Sinemet, Spiriva, Glazidim, Mestinon, Requip, Imigran Methotrexate. Non sono nomi di alieni ma di alcuni medicinali che latitano nelle farmacie italiane. Scompaiono perché vengono venduti all’estero a prezzi maggiorati. Con ricco guadagno, ovviamente, per i grossisti e i farmacisti che organizzano il commercio. Attività legale, ma di discutibile etica professionale e umana. Quella dei medicinali introvabili è una questione che preoccupa, specialmente quando si tratta di quelli di classe A, ovvero ritenuti essenziali nella cura delle malattie e che per questo sono rimborsati dal Servizio sanitario nazionale. Alcuni sono unici, ovvero senza alternativa. Ma la questione non si ferma qui.

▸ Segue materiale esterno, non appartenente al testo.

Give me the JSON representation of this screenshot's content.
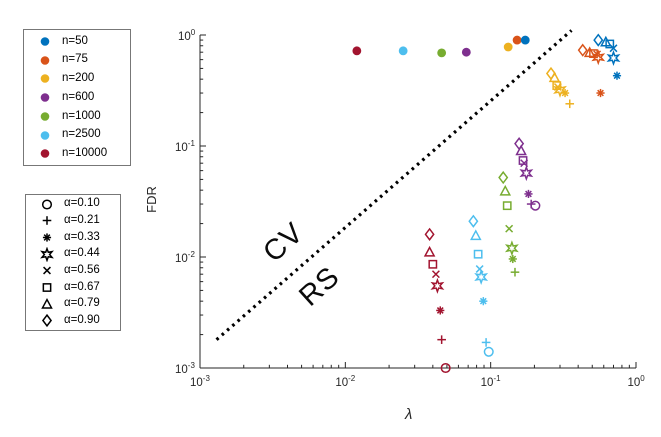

A Frosinone la problematica non riguarda solo i cosiddetti introvabili. Segnalazioni di utenti evidenziano che diverse farmacie del capoluogo sono sprovviste anche di quelli più comuni. Tanto che a volte riuscire a trovare la medicina prescritta dal medico di famiglia diventa una vera e propria odissea. Ne abbiamo parlato con Lucio Pantano, presidente dell’ordine dei farmacisti della provincia di Frosinone.

Presidente, non ritiene che le farmacie, vista la delicatezza del settore, debbono essere sempre ben fornite?

«La problematica è nazionale. Molte aziende preferiscono esportare i farmaci dall’Italia, dove mediamente i prezzi di quelli di classe A sono più bassi, in Paesi dove gli stessi medicinali possono essere venduti a cifre più alte. Questo provoca un problema nell’assortimento delle specialità farmaceutiche. Il ministero della Salute, in verità, ha tentato di mettere un argine a tale questione. Infatti ha emanato un provvedimento che impone ai distributori che esportano di garantire comunque un assortimento permanente di medicinali sufficiente a rispondere alle esigenze delle zone da loro servite e di provvedere alla consegna delle forniture richieste in tempi brevissimi su tutto il territorio nazionale».

Ma la questione, per quel che concerne Frosinone, non si limita solamente a quelli di classe A. Più delle volte in alcune farmacie non si trovano neanche antibiotici, antinfiammatori, e comuni analgesici. Come mai?

«Ci sono alcune attività, anche a seguito del decreto che ha permesso l’apertura delle parafarmacie, che non riescono a rimanere sul mercato. È la normale dinamica del commercio. La crisi, infatti, ha colpito anche il nostro settore. A livello generale posso dire che non si registrano grosse disfunzioni».

Scusi, ma il dovere del farmacista non è quello di garantire assistenza a chi ha bisogno di medicine?

«Le farmacie presenti in provincia di Frosinone sono 165 e danno lavoro a circa 700 persone. Il nostro compito è quello di dare assistenza ad un territorio che conta mezzo milione di abitanti. Lo facciamo regolarmente. Può anche accadere che qualcosa non vada per il verso giusto».

Ma quando c'è una sola farmacia di turno, sentirsi rispondere che quella medicina non c'è, fa un po' rabbia.

«Quel che succede, specialmente nel periodo estivo, quando le aziende sono chiuse, è che qualche attività resti senza prodotti. Difficilmente si tratta di farmaci salvavita ma di medicinali che possono essere assunti anche il giorno successivo. Posso comunque affermare che rispetto allo scorso anno la situazione è migliorata, anche per quelle molecole che erano difficili da reperire. Qualcuno che non svolge bene l’attività ci sarà pure. Ma la nostra, in linea di massima, è una rete di professionisti seri».